The building served as the county jail for 130 years until 1987. When it faced demolition in 1999, the Town of Princess Anne chose restoration instead, converting the Grey Eagle into the Princess Anne Police Department headquarters in 2003. That's when things started.
Construction workers reported tools flying across rooms on their own. Windows opened and shut without anyone near them. Footsteps echoed through empty corridors. Voices filled the air from nowhere. The activity became so constant that crews refused to work alone in the building. Almost nobody would stay past dark.
The police officers and dispatchers who moved in had their own experiences. Televisions switch on by themselves. Shadows appear on walls with nothing to cast them. During suspect interviews, phantom voices show up on the recordings, voices that were not in the room when the tape was rolling. One day, a dispatcher working alone brought her children to the station. Her son wandered upstairs, then came back down shaken.

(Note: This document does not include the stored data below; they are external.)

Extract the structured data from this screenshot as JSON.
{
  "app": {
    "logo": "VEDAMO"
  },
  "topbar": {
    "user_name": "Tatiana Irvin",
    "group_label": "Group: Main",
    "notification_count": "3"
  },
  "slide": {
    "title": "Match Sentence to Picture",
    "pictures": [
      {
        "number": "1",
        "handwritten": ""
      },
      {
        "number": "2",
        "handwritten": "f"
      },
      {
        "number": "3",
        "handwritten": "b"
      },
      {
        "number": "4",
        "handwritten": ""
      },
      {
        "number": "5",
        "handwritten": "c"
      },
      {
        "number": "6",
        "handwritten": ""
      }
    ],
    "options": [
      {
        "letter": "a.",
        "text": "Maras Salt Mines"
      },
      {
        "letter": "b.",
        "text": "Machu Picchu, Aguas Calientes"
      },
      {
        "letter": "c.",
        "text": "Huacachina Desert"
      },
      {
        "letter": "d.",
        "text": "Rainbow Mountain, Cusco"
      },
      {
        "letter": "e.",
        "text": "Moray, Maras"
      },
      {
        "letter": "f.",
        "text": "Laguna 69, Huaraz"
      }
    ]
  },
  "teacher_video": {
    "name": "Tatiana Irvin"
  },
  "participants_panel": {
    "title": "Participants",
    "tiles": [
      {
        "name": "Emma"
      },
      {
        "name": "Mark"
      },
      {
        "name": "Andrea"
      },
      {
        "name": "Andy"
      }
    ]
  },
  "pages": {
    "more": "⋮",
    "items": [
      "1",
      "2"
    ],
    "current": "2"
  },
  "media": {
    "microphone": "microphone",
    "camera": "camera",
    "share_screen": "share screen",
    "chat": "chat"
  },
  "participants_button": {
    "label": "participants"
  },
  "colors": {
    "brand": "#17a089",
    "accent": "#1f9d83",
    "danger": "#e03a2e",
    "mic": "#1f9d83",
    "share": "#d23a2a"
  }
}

He told his mother he'd seen "a lady" who appeared to be "sick." Nobody else was in the building.
The most striking piece of evidence surfaced in 2012. A guest on the Princess Anne Ghost Walk, a woman named Desiree Wallace who had told tour guide Mindie Burgoyne she was a skeptic, photographed the jail with her smartphone. When she enlarged the image later, a face was visible in the window with startling clarity. Not an orb. Not a blur. A distinct face with a hairline, eyebrows, nose, cheeks, and mouth. It appeared to be a small boy, visible in the lower center pane of the center window. The impossible part: there is no floor behind that window. The second story opens to the first floor with only a steel staircase below. No living person could have been standing there. Burgoyne noted that of the roughly 30 people on that tour, only two were self-described non-believers. Wallace was one of them. Her mind appears to have changed.
Burgoyne, author of the Haunted Eastern Shore books, runs the Princess Anne tour and describes it as her most disturbing walk. The content is harsh enough that children aren't permitted to attend. That's unusual for a ghost tour, but the Grey Eagle earned it.
The building's history doesn't start with Armwood and doesn't end with him. It held some of the Eastern Shore's most dangerous criminals for over a century. People suffered in that building for decades, in cells behind granite walls designed to be impossible to leave. If ghosts were going to show up anywhere, you'd bet on a place like the Grey Eagle. And they did.